Abstract 228: Transcriptional Networks Involved in Differentiation of Renal Progenitor Cells to the Juxtaglomerular Cell Fate
Background: The molecular processes regulating the development of renin producing juxtaglomerular (JG) cells are not fully understood. We have previously shown that LXRα and cAMP treatment can induce mesenchymal stromal cells (MSCs) from different sources to differentiate into renin expressing JG-like cells. Here, we investigated the LXRα/cAMP induced transcriptional networks involved in the commitment of progenitor cells to the JG lineage.

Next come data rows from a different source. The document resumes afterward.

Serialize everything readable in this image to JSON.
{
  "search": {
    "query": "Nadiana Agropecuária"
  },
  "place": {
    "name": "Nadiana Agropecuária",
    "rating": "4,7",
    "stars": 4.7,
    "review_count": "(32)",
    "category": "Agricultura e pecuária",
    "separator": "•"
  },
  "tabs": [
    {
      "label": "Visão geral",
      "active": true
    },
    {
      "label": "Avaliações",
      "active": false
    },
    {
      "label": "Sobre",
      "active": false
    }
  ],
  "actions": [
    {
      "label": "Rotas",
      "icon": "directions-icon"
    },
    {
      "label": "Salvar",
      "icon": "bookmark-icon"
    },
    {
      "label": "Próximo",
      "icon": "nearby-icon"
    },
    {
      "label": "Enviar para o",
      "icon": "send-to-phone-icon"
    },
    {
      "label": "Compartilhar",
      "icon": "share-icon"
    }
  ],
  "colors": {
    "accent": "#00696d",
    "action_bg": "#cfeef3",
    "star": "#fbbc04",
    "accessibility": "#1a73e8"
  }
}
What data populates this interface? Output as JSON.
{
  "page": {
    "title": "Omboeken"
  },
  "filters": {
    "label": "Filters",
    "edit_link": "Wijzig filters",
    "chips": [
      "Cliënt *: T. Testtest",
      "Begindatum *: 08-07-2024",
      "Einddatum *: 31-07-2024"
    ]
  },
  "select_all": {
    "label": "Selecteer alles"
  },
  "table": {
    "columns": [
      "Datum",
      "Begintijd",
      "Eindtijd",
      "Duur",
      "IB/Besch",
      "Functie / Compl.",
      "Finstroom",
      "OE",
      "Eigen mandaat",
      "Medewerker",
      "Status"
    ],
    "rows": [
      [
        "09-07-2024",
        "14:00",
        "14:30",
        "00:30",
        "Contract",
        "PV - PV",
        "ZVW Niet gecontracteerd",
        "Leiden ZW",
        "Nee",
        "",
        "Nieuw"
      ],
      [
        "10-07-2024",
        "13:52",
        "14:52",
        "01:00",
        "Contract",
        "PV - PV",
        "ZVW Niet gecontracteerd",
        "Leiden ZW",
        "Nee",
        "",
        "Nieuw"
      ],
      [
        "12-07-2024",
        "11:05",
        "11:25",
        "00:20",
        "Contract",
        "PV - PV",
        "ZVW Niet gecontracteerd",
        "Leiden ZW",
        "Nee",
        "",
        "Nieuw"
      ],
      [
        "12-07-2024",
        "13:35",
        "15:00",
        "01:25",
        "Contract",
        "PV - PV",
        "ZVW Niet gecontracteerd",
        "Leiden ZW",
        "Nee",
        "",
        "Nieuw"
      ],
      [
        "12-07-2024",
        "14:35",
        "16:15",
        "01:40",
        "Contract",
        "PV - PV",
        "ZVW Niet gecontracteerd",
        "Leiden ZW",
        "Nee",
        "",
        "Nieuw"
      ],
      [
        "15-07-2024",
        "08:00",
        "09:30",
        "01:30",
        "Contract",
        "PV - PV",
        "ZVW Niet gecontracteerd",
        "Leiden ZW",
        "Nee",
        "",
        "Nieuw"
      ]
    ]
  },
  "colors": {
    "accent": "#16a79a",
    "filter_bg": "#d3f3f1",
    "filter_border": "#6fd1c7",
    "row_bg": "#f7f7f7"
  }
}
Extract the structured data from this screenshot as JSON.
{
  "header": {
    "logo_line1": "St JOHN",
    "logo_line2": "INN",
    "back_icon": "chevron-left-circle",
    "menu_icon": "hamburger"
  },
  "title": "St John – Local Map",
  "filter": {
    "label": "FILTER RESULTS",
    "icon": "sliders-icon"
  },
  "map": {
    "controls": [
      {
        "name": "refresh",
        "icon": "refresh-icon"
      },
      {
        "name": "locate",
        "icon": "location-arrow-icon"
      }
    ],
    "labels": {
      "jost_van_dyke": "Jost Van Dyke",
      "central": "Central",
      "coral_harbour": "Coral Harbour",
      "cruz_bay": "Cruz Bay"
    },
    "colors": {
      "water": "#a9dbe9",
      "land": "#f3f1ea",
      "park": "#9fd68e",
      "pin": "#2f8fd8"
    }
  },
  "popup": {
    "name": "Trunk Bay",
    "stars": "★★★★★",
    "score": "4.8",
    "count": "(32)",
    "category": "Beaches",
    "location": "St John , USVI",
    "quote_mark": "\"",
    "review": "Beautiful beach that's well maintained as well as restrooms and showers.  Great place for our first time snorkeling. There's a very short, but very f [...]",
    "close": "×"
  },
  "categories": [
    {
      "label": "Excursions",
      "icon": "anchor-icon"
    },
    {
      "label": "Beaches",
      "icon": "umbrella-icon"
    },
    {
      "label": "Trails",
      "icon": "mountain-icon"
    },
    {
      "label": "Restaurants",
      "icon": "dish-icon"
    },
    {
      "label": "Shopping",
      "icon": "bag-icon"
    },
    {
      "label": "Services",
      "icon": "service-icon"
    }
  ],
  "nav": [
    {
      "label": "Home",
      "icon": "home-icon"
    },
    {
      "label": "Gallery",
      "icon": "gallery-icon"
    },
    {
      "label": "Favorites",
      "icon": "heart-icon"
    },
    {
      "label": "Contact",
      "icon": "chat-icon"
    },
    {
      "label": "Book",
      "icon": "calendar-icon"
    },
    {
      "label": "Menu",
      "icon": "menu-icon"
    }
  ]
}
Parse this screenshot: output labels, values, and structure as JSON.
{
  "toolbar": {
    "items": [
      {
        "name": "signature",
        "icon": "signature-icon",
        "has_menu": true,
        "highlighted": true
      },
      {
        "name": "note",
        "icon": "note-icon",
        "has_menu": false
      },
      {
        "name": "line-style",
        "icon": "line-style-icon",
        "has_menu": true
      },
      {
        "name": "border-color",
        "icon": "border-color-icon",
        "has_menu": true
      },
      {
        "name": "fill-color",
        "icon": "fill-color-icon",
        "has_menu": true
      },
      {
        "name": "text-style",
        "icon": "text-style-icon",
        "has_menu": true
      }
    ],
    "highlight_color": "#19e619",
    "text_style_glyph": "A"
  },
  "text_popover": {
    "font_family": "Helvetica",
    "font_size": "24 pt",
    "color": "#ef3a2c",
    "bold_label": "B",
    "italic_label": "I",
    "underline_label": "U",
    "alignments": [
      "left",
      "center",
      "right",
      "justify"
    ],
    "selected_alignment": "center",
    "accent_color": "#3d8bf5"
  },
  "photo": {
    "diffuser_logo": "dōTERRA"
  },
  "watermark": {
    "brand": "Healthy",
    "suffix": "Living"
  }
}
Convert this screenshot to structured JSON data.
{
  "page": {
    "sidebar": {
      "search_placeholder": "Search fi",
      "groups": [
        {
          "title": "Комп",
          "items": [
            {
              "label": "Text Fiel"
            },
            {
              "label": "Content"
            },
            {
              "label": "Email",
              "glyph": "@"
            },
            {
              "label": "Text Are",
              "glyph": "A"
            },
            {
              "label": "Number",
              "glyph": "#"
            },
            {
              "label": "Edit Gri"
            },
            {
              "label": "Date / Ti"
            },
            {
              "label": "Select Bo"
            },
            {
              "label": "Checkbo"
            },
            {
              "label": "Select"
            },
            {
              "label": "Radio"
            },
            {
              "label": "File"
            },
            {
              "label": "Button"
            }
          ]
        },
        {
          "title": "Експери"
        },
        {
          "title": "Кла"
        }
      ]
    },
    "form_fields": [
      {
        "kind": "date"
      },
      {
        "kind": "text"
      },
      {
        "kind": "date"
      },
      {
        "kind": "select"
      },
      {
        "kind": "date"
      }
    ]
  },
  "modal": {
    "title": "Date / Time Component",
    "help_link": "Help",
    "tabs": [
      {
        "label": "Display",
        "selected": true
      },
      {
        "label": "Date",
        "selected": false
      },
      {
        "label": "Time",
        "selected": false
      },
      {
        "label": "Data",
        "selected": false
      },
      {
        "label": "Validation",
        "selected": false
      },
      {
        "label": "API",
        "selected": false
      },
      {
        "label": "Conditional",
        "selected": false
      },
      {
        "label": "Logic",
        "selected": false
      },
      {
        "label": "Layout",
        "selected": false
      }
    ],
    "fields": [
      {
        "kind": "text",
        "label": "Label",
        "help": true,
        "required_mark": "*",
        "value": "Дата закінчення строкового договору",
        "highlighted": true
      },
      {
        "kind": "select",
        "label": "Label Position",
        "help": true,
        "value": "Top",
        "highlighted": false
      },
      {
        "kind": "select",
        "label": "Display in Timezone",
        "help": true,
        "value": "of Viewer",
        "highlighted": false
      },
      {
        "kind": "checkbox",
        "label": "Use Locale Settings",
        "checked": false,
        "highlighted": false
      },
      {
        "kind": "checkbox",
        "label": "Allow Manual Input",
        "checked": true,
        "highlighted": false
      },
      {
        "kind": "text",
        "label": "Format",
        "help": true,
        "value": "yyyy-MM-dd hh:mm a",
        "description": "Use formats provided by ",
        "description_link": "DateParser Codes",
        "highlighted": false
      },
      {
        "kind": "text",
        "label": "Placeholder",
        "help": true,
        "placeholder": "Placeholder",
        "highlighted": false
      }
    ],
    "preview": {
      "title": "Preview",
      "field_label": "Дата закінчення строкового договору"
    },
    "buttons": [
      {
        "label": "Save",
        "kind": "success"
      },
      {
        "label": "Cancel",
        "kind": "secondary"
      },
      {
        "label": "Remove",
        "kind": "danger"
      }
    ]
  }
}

METHODS: Adult renal CD44+ MSCs were isolated from C57BL/6 Ren1c YFP mice. MSCs were differentiated into YFP+ renin expressing cells by treatment with LXRα ligand (T0901317) or cAMP. The Affymetrix Mouse 430 2.0 array was used for profiling. Data analysis was focused on transcriptional and epigenetic regulators and performed by using Dchip, David or Toppgene.
Results: Differentiated YFP+ cells from either cAMP or LXRα treatment expressed high levels of renin and renin regulators such as Hoxd8 and Cebp. Untreated MSCs showed expression of metanephric markers such as Foxd1, Sox11 and Eya. Treatment with cAMP resulted in differential expression of 108 transcripts in YFP+ cells as compared to control MSC. The majority of these genes (82) were down-regulated and involved in chromatin acetylation (23 out of 82, P<2E-5) or embryonic and hematopoietic development (36 out of 82 respectively, P<2E-5). Mesenchymal markers (i.e. Sox11, FC= -3) and repressors of differentiation (i.e. Id2, FC= -2) were also decreased significantly. Similarly, MSC activation by LXRα resulted in differential expression of 98 transcripts, 67 of which were decreased compared to baseline. As with cAMP, the majority of genes were involved in differentiation and chromatin remodeling (i.e Tbx3, Klfs and Mll); still, the overlap of genes between the two treatments was minimal (24 genes) suggesting that cAMP and LXRα might act complementary to each other.
Conclusion: Our data indicate that cAMP and LXRα, rather than directly define JG cell fate, modulate the epigenetic status of MSCs and prevent differentiation to other lineages. Systems biology approaches are under way to evaluate the importance of the transcriptional networks identified. We anticipate that these results will provide novel insights into the mechanisms regulating JG cell fate.
- © 2012 by American Heart Association, Inc.